Outside a school in Nottingham, a robot is distributing pies to children who have signed up to the scheme, which rewards obese kids with more food if they promise to go to sumo training once a week. The scheme has proved very popular, with 103% of Year 8 signed up. Many of the parents cannot afford to pay for their own children's meals, and it is suspected that some may have signed up twice to get extra food.
Sport UK, which funds many Olympics sports from lottery funding - their motto is "redistributing wealth from the poor to the well-off" - have said they support the idea. Spokesman Geoff Pole-vault said, "I hadn't heard about it, but it's good that we are encouraging a new generation of sportsmen. Sport is a healthy pursuit, and it's better to be doing sport than sitting at home getting fat."
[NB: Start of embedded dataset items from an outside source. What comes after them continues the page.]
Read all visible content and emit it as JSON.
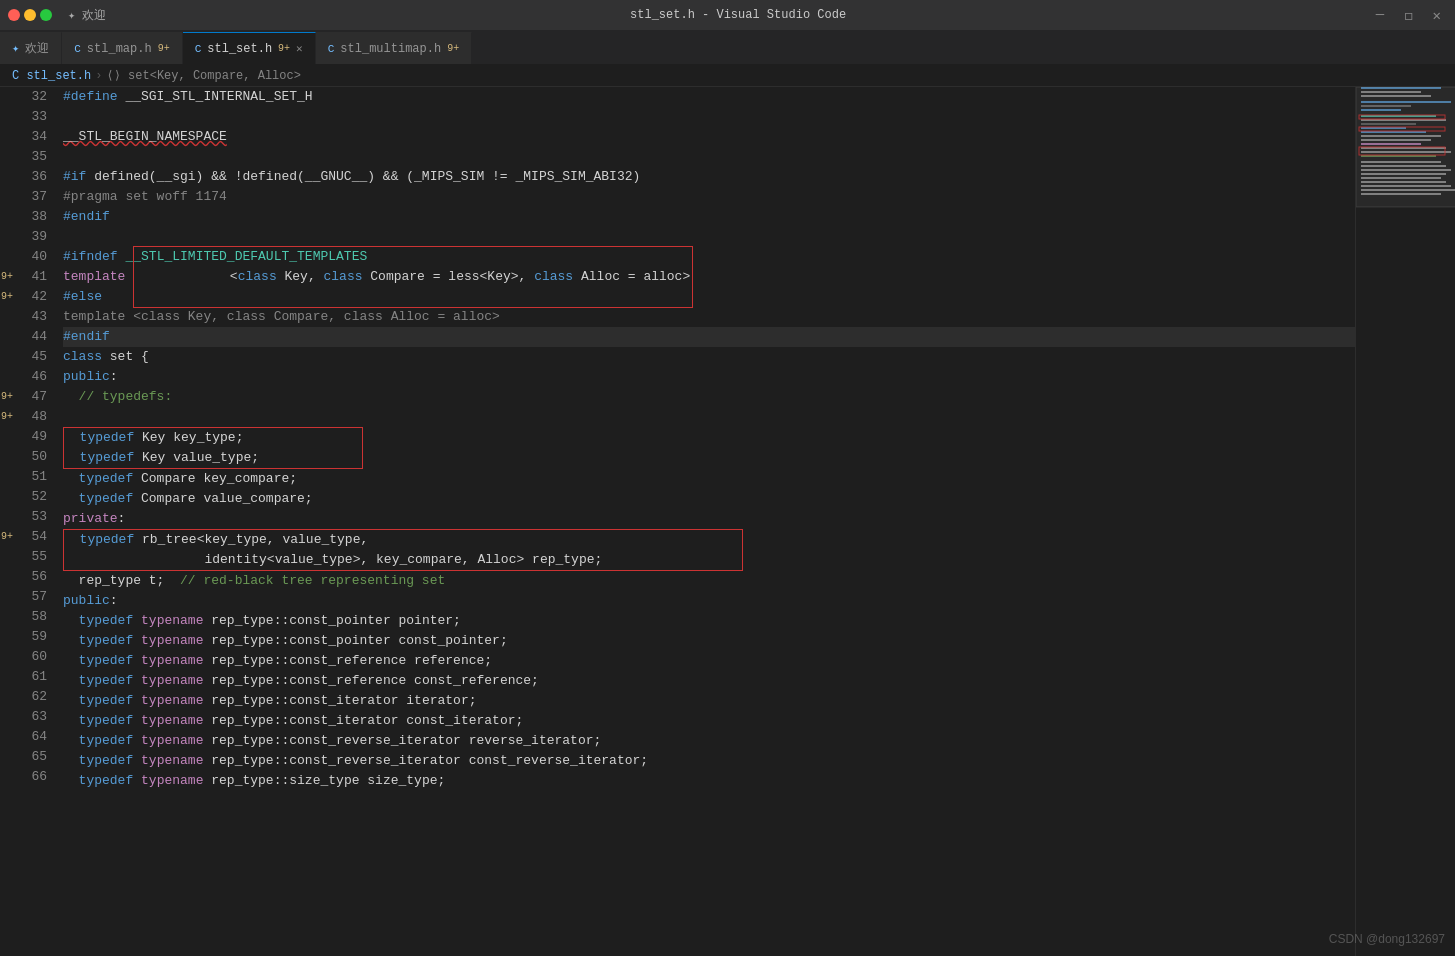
{
  "titlebar": {
    "title": "stl_set.h - Visual Studio Code",
    "controls": [
      "minimize",
      "maximize",
      "close"
    ]
  },
  "tabs": [
    {
      "id": "welcome",
      "label": "欢迎",
      "icon": "✦",
      "active": false,
      "closable": false
    },
    {
      "id": "stl_map",
      "label": "stl_map.h",
      "icon": "C",
      "badge": "9+",
      "active": false,
      "closable": false
    },
    {
      "id": "stl_set",
      "label": "stl_set.h",
      "icon": "C",
      "badge": "9+",
      "active": true,
      "closable": true
    },
    {
      "id": "stl_multimap",
      "label": "stl_multimap.h",
      "icon": "C",
      "badge": "9+",
      "active": false,
      "closable": false
    }
  ],
  "breadcrumb": {
    "parts": [
      "C  stl_set.h",
      "›",
      "⟨⟩ set<Key, Compare, Alloc>"
    ]
  },
  "annotations": {
    "lines": {
      "32": "",
      "33": "",
      "34": "",
      "35": "",
      "36": "",
      "37": "",
      "38": "",
      "39": "",
      "40": "",
      "41": "9+",
      "42": "9+",
      "43": "",
      "44": "",
      "45": "",
      "46": "",
      "47": "9+",
      "48": "9+",
      "49": "",
      "50": "",
      "51": "",
      "52": "",
      "53": "",
      "54": "9+",
      "55": "",
      "56": "",
      "57": "",
      "58": "",
      "59": "",
      "60": "",
      "61": "",
      "62": "",
      "63": "",
      "64": "",
      "65": "",
      "66": ""
    }
  },
  "code": {
    "lines": [
      {
        "num": 32,
        "content": "#define __SGI_STL_INTERNAL_SET_H",
        "type": "define"
      },
      {
        "num": 33,
        "content": "",
        "type": "empty"
      },
      {
        "num": 34,
        "content": "__STL_BEGIN_NAMESPACE",
        "type": "macro"
      },
      {
        "num": 35,
        "content": "",
        "type": "empty"
      },
      {
        "num": 36,
        "content": "#if defined(__sgi) && !defined(__GNUC__) && (_MIPS_SIM != _MIPS_SIM_ABI32)",
        "type": "ifdef"
      },
      {
        "num": 37,
        "content": "#pragma set woff 1174",
        "type": "pragma"
      },
      {
        "num": 38,
        "content": "#endif",
        "type": "define"
      },
      {
        "num": 39,
        "content": "",
        "type": "empty"
      },
      {
        "num": 40,
        "content": "#ifndef __STL_LIMITED_DEFAULT_TEMPLATES",
        "type": "define"
      },
      {
        "num": 41,
        "content": "template <class Key, class Compare = less<Key>, class Alloc = alloc>",
        "type": "template_box1"
      },
      {
        "num": 42,
        "content": "#else",
        "type": "define"
      },
      {
        "num": 43,
        "content": "template <class Key, class Compare, class Alloc = alloc>",
        "type": "template_dim"
      },
      {
        "num": 44,
        "content": "#endif",
        "type": "define_cursor"
      },
      {
        "num": 45,
        "content": "class set {",
        "type": "class"
      },
      {
        "num": 46,
        "content": "public:",
        "type": "access"
      },
      {
        "num": 47,
        "content": "  // typedefs:",
        "type": "comment"
      },
      {
        "num": 48,
        "content": "",
        "type": "empty"
      },
      {
        "num": 49,
        "content": "  typedef Key key_type;",
        "type": "typedef_box2"
      },
      {
        "num": 50,
        "content": "  typedef Key value_type;",
        "type": "typedef_box2"
      },
      {
        "num": 51,
        "content": "  typedef Compare key_compare;",
        "type": "typedef"
      },
      {
        "num": 52,
        "content": "  typedef Compare value_compare;",
        "type": "typedef"
      },
      {
        "num": 53,
        "content": "private:",
        "type": "access_private"
      },
      {
        "num": 54,
        "content": "  typedef rb_tree<key_type, value_type,",
        "type": "typedef_box3"
      },
      {
        "num": 55,
        "content": "                  identity<value_type>, key_compare, Alloc> rep_type;",
        "type": "typedef_box3_cont"
      },
      {
        "num": 56,
        "content": "  rep_type t;  // red-black tree representing set",
        "type": "reptype"
      },
      {
        "num": 57,
        "content": "public:",
        "type": "access"
      },
      {
        "num": 58,
        "content": "  typedef typename rep_type::const_pointer pointer;",
        "type": "typedef"
      },
      {
        "num": 59,
        "content": "  typedef typename rep_type::const_pointer const_pointer;",
        "type": "typedef"
      },
      {
        "num": 60,
        "content": "  typedef typename rep_type::const_reference reference;",
        "type": "typedef"
      },
      {
        "num": 61,
        "content": "  typedef typename rep_type::const_reference const_reference;",
        "type": "typedef"
      },
      {
        "num": 62,
        "content": "  typedef typename rep_type::const_iterator iterator;",
        "type": "typedef"
      },
      {
        "num": 63,
        "content": "  typedef typename rep_type::const_iterator const_iterator;",
        "type": "typedef"
      },
      {
        "num": 64,
        "content": "  typedef typename rep_type::const_reverse_iterator reverse_iterator;",
        "type": "typedef"
      },
      {
        "num": 65,
        "content": "  typedef typename rep_type::const_reverse_iterator const_reverse_iterator;",
        "type": "typedef"
      },
      {
        "num": 66,
        "content": "  typedef typename rep_type::size_type size_type;",
        "type": "typedef"
      }
    ]
  },
  "watermark": "CSDN @dong132697",
  "colors": {
    "background": "#1e1e1e",
    "tabActive": "#1e1e1e",
    "tabInactive": "#2d2d2d",
    "accent": "#007acc",
    "redBorder": "#cc3333",
    "keyword": "#c586c0",
    "type": "#4ec9b0",
    "define": "#569cd6",
    "comment": "#6a9955",
    "gutter": "#858585"
  }
}
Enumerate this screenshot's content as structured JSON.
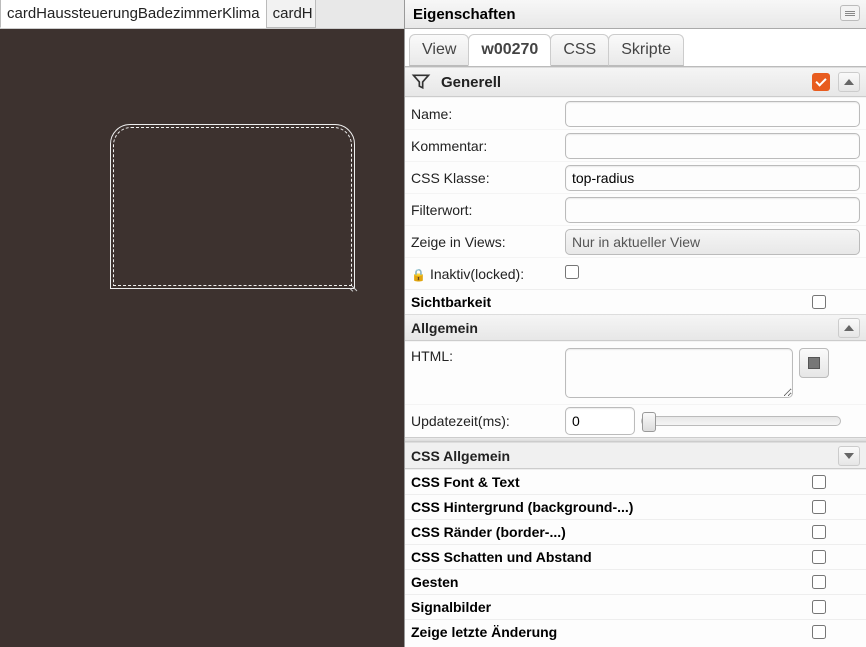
{
  "canvas": {
    "tabs": [
      {
        "label": "cardHaussteuerungBadezimmerKlima",
        "active": true
      },
      {
        "label": "cardH",
        "active": false
      }
    ]
  },
  "panel": {
    "title": "Eigenschaften",
    "mode_tabs": {
      "view": "View",
      "widget": "w00270",
      "css": "CSS",
      "scripts": "Skripte"
    },
    "sections": {
      "general": {
        "title": "Generell",
        "name_label": "Name:",
        "name_value": "",
        "comment_label": "Kommentar:",
        "comment_value": "",
        "cssclass_label": "CSS Klasse:",
        "cssclass_value": "top-radius",
        "filterword_label": "Filterwort:",
        "filterword_value": "",
        "showinviews_label": "Zeige in Views:",
        "showinviews_value": "Nur in aktueller View",
        "inactive_label": "Inaktiv(locked):"
      },
      "visibility": {
        "title": "Sichtbarkeit"
      },
      "common": {
        "title": "Allgemein",
        "html_label": "HTML:",
        "html_value": "",
        "update_label": "Updatezeit(ms):",
        "update_value": "0"
      },
      "css_general": {
        "title": "CSS Allgemein"
      },
      "toggles": {
        "font": "CSS Font & Text",
        "background": "CSS Hintergrund (background-...)",
        "border": "CSS Ränder (border-...)",
        "shadow": "CSS Schatten und Abstand",
        "gestures": "Gesten",
        "signals": "Signalbilder",
        "lastchange": "Zeige letzte Änderung"
      }
    }
  }
}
Many young sumo stars already have their idol. Tommy "Tubby" McAskill, 19, of Motherwell, has won multiple sumo matches in Japan and weighs a whopping 38 stone. For Tommy the offers are flooding in - he won a Guinness World Record for having a cholesterol level higher than the whole of Belgium, and was recently offered work as a stunt-whale for the new Free Willy flim.
So, for the obese youth of Britain, there really is a bright (if short-lived) future to look forward to.